We can teach these barbarians a lesson in Western methods and efficiency that will put them to shame.-Colonel Nicholson (The Bridge on the River Kwai, 1957)
Efficiency. Something we look to implement in everything we do, whether that be through the elimination of waste through Six Sigma, or other frameworks and methodologies, efficiency is what we strive for. When performing digital forensics, efficiency and rigor in our approach to ensure no stone left unturned is paramount to the success of the investigation.
One of the many frameworks that exists is FORZA, a group of tasks and processes in a digital forensics investigation that revolves around a triad of: Reconnaissance, Reliability, and Relevancy.
For Reconnaissance, the case examiner will collect, recover, decode, discover, extract, analyze, and convert data that is kept on different storage media to readable evidence.
Reliability speaks to the integrity of the evidence and the relationship between the people and the evidence such that it will hold up in court if prosecuted.
Relevancy speaks to the relevancy of the evidence, even if it is admissible in court.
The FORZA Framework defines eight separate roles in a digital forensics investigation, the case leader, system/business owner, legal advisor, security/system architect/auditor, digital forensics specialist, digital forensics investigator/system administrator/operator, digital forensics analyst, and a legal prosecutor.
Each of these roles are interconnected through six categories of questions that must be answered in the investigation: (1) What (data); (2) Why (motivation); (3) How (function); (4) Who (people); (5) Where (network); and (6) when (time). If you think about it, this is very similar to what a crime scene investigator must answer when investigating a murder scene, which is why I’m always saying that digital forensics is like CSI: Miami meets Bones.
Below is a table detailing out the responsibilities for each role in answering each of the six questions.
Okay, so now that we’ve covered FORZA (don’t get confused here), let’s discuss a newer, more novel model gaining widespread popularity, which is the Diamond Model of Intrusion Analysis; a model of intrusion analysis built by analysts, asking the simple question, “What is the underlying method to our work?” The model establishes the basic atomic element of any intrusion activity, the event, composed of four core features: adversary, infrastructure, capability, and victim.
These features are edge-connected representing their underlying relationships and arranged in the shape of a diamond, giving the model its name.
In its simplest form, the model describes that an adversary deploys a capability over some infrastructure against a victim. These activities are called events and are the atomic features. Analysts populate the model’s vertices as events are discovered and detected. The vertices are linked with edges highlighting the natural relationship between the features. By pivoting across edges and within vertices, analysts expose more information about adversary operations and discover new capabilities, infrastructure, and victims.
The Diamond Model of intrusion analysis comprises the core features of an intrusion event: adversary, capability, infrastructure, and victim. The core features are linked via edges to represent the fundamental relationships between the features which can be exploited analytically to further discover and develop knowledge of malicious activity.
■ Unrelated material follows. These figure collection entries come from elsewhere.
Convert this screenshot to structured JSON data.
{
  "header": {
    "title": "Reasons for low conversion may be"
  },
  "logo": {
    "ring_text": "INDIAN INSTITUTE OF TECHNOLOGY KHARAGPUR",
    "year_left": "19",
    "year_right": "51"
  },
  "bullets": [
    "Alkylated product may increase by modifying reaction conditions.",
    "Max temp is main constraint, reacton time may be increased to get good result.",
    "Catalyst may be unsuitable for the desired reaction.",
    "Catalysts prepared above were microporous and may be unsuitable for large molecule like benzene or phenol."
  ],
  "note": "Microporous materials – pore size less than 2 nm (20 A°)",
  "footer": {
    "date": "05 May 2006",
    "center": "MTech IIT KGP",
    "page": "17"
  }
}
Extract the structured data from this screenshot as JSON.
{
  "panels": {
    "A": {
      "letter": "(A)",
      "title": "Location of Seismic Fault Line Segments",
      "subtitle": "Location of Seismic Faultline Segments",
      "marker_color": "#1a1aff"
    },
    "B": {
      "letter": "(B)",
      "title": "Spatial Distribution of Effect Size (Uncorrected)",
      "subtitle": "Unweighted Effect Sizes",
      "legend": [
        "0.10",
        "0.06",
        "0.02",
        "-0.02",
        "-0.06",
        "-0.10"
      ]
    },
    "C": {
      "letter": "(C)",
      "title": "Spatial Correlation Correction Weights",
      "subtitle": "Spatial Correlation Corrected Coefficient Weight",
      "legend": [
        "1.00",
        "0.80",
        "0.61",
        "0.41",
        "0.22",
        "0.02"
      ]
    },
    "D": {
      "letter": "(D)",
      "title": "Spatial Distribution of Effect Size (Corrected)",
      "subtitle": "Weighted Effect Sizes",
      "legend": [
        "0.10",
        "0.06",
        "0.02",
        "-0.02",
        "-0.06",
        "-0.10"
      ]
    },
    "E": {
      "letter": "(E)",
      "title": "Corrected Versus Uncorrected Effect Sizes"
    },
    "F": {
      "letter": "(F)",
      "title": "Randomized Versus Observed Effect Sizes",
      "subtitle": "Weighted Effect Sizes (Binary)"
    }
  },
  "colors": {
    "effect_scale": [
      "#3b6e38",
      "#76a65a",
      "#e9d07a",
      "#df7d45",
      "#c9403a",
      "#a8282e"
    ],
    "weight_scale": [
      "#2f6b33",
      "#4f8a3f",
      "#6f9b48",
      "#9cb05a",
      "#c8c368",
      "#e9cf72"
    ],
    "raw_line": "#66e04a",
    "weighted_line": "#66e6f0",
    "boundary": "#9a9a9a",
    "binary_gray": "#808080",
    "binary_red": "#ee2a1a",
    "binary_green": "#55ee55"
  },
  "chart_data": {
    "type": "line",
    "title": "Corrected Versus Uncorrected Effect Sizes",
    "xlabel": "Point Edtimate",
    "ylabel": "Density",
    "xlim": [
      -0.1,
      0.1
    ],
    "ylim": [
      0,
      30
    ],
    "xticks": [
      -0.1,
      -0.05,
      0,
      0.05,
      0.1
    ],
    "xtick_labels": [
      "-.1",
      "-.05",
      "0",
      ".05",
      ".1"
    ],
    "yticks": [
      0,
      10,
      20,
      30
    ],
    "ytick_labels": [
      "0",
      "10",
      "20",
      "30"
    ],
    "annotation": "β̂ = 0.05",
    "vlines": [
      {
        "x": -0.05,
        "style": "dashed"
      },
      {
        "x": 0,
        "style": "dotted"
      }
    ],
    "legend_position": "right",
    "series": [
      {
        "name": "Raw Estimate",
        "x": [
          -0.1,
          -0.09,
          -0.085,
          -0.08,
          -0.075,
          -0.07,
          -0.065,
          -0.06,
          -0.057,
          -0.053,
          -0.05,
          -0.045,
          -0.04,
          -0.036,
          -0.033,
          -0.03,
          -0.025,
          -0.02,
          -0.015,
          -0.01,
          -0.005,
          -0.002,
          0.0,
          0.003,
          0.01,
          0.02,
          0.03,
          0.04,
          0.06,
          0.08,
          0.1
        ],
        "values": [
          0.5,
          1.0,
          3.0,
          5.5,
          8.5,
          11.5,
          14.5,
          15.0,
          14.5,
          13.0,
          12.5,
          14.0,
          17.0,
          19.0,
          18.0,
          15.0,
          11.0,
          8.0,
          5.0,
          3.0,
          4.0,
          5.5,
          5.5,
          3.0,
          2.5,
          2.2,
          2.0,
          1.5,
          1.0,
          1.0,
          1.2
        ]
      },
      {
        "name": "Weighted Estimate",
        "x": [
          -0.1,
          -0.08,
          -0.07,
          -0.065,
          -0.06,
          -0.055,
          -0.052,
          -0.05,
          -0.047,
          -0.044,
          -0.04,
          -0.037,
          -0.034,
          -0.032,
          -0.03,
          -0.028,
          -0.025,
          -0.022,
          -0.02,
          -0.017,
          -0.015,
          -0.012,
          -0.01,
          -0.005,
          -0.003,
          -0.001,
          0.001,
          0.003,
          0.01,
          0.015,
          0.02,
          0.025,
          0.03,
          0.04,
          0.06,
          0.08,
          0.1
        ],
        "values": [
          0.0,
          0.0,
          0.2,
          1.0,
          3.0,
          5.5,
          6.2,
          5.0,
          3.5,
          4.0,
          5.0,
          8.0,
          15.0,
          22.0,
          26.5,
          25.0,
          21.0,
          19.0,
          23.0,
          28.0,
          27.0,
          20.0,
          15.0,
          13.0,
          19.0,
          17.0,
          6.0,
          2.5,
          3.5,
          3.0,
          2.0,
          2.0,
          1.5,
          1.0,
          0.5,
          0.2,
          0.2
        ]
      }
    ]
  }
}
The above depiction models analytic pivoting using the Diamond Model. One of the most powerful features of the Diamond — pivoting, allows an analyst to exploit the fundamental relationship between features (highlighted by edges between the features) to discover new knowledge of malicious activity.
Subsequent to this analysis is an Activity-Attack Graph, diagrammed above. This chart illustrates the integration of knowledge of actual adversary attack paths with the multitude of hypothetical attack paths that could be taken. Using an activity-attack graph highlights the potential paths of an adversary in the future as well as the preferred paths based on current knowledge.
As forensic analysts, we should always look to be continuously improving our craft, especially around our methodology in how we conduct investigations. I leave it to you to decide on which methodology you adopt, or possibly even make better.